I’ve helped quite a number of Housing Benefit departments in the last 15 years, including helping Darlington move from 60th in the national league table to the top 10 - where they remain (based on customer end-to-end time). I also helped Milton Keynes reduce their end-to-end time from 60 days to 20. Likewise Middlesborough. And quite a number of others. And all during a time of cuts.
I’ve been undertaking some Housing Benefit research lately, analysing some of the government data that councils have to lodge - and it’s not been easy!
I trained as a Chartered Accountant, and was soon brought in to the fold of month-ends and year-ends. Fine, the accountant needs to draw a line in the sand, but back in operations, it’s just another day. Long term performance in operations requires an understanding of how operations have performed repeatedly over long periods of time.
The Benefits performance data that the government logs are quarterly, and split into geographic region, making it difficult to see performance over time, and difficult to compare similarly sized departments.

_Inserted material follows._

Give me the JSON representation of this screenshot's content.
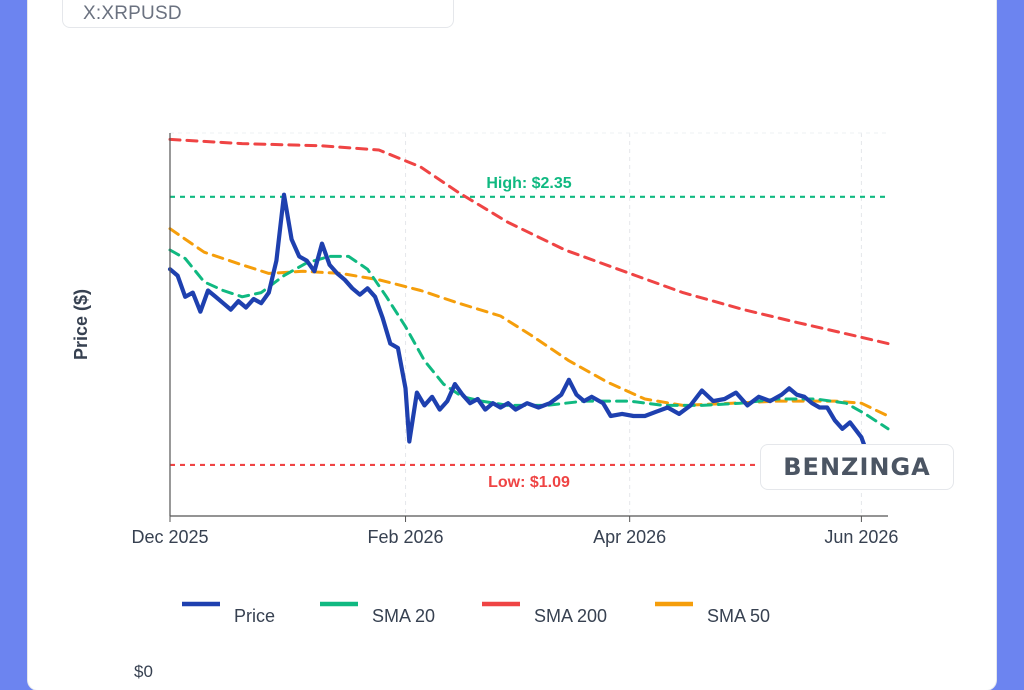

I’ve now pulled together all of the long term data into a database to make it easy to compare performance. This covers:
- 6 years of quarterly data, and
- 379 councils.
It makes for some interesting analysis - those that do well, and others that seem to struggle - and it enables the real questions to be asked:
- how are some performing well? - what’s special about what they’re doing?
- others are struggling, why is that? - what could they be doing differently?
- why isn’t everyone sharing what they’ve learned to offer great service?
And it’s not because of budget cuts - good performance in systems of the this type is cheaper, because it eliminates the waste work:
I also have considerable experience of similar improvements in Finance, HR, Payroll, Council Tax, Planning, Housing Repairs, Streetscene and others. And in the private sector, including IT help desks, billing performance, claims and banking.